CHICAGO (WLS) -- A massive protest and mark organized by State Representative LaShawn Ford (D-Chicago) has brought together a diverse crowd calling for police accountability.

"I see white people, black people, brown people all fighting together," said Ford. "That means change is on its way."

"This does give me a lot of hope," said Illinois Senate Majority Leader Kimberly Lightford. "This is the generation that will make the change that we need to see."

The protest originated at the Oak Park police station on Madison, then marched down Madison into Chicago's West Side Austin neighborhood. As they entered Chicago, police picked up the group and offered an escort. No riot gear, just elbow bumps.

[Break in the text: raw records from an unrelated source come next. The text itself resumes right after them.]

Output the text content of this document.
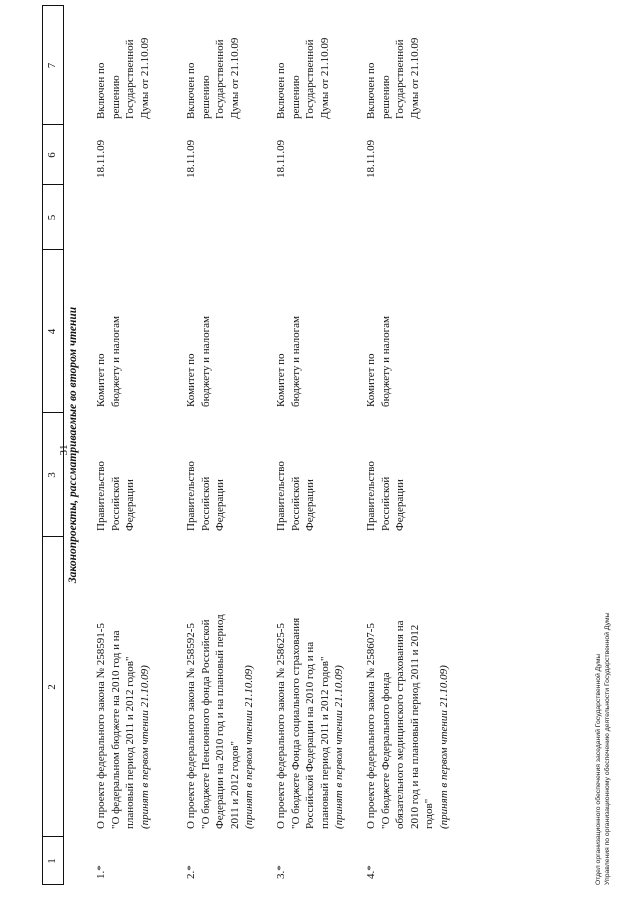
31
1
2
3
4
5
6
7
Законопроекты, рассматриваемые во втором чтении
1.*
О проекте федерального закона № 258591-5 "О федеральном бюджете на 2010 год и на плановый период 2011 и 2012 годов" (принят в первом чтении 21.10.09)
Правительство Российской Федерации
Комитет по бюджету и налогам
18.11.09
Включен по решению Государственной Думы от 21.10.09
2.*
О проекте федерального закона № 258592-5 "О бюджете Пенсионного фонда Российской Федерации на 2010 год и на плановый период 2011 и 2012 годов" (принят в первом чтении 21.10.09)
Правительство Российской Федерации
Комитет по бюджету и налогам
18.11.09
Включен по решению Государственной Думы от 21.10.09
3.*
О проекте федерального закона № 258625-5 "О бюджете Фонда социального страхования Российской Федерации на 2010 год и на плановый период 2011 и 2012 годов" (принят в первом чтении 21.10.09)
Правительство Российской Федерации
Комитет по бюджету и налогам
18.11.09
Включен по решению Государственной Думы от 21.10.09
4.*
О проекте федерального закона № 258607-5 "О бюджете Федерального фонда обязательного медицинского страхования на 2010 год и на плановый период 2011 и 2012 годов" (принят в первом чтении 21.10.09)
Правительство Российской Федерации
Комитет по бюджету и налогам
18.11.09
Включен по решению Государственной Думы от 21.10.09
Отдел организационного обеспечения заседаний Государственной Думы Управления по организационному обеспечению деятельности Государственной Думы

"Quite frankly, to me I think everybody is just fed up and tired," said Austin resident Deasia Dixon. "I don't agree with a lot of the things that's going on, but I think we're being heard, not just in the U.S. but globally."

In a moment not yet seen at a Chicago protest, speakers called for a round of applause for the police with them Thursday afternoon and, in return, police officers applauded the protesters.

The moment may signal something more.

"I really hope they get the message with this, and I hope this is the beginning to a new start," said Jaylyn Hanks, Austin resident.

The hundreds of participants spanned all ages, socioeconomic classes. The energy of the demonstration was charged and positive.

The demonstrators they don't just want to demand police accountability and reform and decry racism, but they also want to make sure the momentum of this moment carries forward so these visions can be seen through into reality.

"It's not just the coming out and marching. It's not just doing your $50 donation each month," said Sydney Jackson. "It's eat, sleep, live and breathing, making sure we are all equal every day."